Out of my control, my gaze drifted from where his hair was trimmed neatly above the back collar of his shirt, down the length of his back, and then lingered on the well-worn, faded jeans.

God, he had a nice ass. A freaking work of art. Even though his jeans were nowhere near tight, but the general form—

Jax unexpectedly twisted his neck, glancing over his shoulder at me, and I was staring at him. Like totally staring at him.

One side of his lips curled up.

He’d caught me.

Heat swept over my face as I hastily looked away, stringing together a buttload of curse words. I wasn’t checking him out. I didn’t need to be checking him out. I mean, I spent a lot of time checking out guys, because checking them out never led to anything.

It never could.

“What’s next?” I asked, clearing my throat as I washed my hands before I ended up with lemon-juice-covered fingers all up in my eyeballs.

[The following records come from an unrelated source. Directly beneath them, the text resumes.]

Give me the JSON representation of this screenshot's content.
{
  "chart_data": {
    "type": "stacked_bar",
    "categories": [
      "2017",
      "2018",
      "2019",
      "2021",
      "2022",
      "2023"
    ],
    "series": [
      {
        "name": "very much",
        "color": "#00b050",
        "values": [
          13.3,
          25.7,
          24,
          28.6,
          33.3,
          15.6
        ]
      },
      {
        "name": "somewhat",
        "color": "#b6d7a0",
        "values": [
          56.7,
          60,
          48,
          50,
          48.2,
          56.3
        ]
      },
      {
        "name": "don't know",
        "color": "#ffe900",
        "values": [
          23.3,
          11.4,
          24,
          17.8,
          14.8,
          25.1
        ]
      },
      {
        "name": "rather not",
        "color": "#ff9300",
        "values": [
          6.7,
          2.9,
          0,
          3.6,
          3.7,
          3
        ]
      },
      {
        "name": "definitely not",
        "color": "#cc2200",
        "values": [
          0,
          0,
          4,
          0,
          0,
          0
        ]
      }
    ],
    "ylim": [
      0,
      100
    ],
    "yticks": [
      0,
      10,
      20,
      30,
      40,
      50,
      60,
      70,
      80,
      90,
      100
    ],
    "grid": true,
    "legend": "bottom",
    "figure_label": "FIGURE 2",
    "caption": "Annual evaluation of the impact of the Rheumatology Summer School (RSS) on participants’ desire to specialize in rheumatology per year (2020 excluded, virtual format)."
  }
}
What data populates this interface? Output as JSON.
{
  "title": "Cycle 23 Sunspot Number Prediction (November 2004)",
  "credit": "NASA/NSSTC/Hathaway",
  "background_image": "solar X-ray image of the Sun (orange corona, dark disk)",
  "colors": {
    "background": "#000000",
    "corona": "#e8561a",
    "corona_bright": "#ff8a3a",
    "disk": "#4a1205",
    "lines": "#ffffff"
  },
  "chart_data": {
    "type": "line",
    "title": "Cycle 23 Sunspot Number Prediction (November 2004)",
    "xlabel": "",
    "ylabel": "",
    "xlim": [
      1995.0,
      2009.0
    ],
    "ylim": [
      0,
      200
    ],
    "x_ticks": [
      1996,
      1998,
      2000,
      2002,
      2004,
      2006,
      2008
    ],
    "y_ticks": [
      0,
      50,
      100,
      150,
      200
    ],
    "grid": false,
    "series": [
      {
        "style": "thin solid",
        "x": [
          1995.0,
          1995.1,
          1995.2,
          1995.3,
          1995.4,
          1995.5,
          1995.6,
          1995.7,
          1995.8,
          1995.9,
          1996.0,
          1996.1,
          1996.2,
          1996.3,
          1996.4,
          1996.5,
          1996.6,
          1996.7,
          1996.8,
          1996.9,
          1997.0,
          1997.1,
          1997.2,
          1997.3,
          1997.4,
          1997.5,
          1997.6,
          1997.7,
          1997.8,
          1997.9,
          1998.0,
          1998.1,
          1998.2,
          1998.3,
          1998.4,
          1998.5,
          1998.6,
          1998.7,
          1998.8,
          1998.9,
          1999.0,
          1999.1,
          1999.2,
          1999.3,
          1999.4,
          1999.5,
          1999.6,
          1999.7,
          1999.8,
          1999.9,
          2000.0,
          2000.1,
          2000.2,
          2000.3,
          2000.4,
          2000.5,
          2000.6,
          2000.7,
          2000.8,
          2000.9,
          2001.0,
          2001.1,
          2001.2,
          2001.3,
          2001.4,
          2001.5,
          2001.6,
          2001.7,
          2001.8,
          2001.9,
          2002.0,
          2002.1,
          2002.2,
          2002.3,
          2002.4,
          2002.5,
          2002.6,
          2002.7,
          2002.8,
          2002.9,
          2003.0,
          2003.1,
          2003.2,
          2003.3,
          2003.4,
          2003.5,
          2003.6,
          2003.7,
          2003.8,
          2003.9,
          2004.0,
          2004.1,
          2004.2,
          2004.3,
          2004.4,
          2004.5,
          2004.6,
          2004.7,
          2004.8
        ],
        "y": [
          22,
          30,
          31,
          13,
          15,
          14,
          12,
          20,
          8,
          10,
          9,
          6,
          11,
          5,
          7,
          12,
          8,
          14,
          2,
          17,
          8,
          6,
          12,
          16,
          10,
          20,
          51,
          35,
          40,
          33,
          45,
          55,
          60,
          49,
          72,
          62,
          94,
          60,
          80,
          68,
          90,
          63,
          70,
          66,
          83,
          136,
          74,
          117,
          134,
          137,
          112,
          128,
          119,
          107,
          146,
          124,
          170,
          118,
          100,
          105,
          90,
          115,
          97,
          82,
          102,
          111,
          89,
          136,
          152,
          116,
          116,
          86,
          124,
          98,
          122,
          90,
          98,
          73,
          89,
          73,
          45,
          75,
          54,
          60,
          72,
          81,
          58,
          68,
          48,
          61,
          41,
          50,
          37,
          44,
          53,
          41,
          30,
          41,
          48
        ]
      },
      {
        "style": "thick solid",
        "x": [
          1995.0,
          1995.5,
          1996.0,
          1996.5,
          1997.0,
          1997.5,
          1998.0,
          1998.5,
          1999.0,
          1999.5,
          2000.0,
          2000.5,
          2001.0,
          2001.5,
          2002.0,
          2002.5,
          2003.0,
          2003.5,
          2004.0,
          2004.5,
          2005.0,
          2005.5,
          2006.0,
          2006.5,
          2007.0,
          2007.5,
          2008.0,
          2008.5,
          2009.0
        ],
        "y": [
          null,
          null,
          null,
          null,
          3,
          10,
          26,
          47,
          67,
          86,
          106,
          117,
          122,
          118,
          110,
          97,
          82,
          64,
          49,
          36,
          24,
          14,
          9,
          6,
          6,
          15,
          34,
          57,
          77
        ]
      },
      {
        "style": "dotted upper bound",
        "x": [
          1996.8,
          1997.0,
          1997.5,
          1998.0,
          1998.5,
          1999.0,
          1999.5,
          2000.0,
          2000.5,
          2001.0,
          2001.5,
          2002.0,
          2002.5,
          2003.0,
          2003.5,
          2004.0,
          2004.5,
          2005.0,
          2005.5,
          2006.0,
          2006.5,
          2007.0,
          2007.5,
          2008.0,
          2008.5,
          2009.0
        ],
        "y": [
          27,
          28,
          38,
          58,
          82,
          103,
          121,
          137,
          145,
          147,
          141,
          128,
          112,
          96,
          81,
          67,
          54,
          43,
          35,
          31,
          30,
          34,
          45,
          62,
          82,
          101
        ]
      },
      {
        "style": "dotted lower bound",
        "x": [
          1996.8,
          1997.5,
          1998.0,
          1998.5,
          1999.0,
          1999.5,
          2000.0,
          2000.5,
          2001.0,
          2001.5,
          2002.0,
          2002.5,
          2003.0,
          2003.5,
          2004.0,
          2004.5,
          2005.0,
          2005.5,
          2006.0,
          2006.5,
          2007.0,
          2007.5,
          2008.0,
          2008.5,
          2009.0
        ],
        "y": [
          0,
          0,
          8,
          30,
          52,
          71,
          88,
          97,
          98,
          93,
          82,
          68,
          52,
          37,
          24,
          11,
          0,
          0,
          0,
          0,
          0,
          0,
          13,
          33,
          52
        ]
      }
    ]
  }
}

“We don’t have a bar back, so every day we’ve got to make sure the bar’s stocked. We also need to do a stock count. That’s already been taken care of today, but I can show you where it’s at. I’m sure it’s changed since you’ve been around.”

A lot of things here had changed since I’d been around. As I dried my hands off, I wondered if Mom had ever done a real stock count. “Who’s been running the bar?”

The line of his back stiffened, and then he turned fully toward me. “I need to show you where we keep everything. Beer is kept chilled, off the kitchen. Liquor is back in the stockroom.” He pushed off the bar top and headed out, leaving me no choice but to follow him down the hall.

As he stopped in front of the door near the office, I flipped the heavy length of hair over my left shoulder. “I know it’s not Clyde.”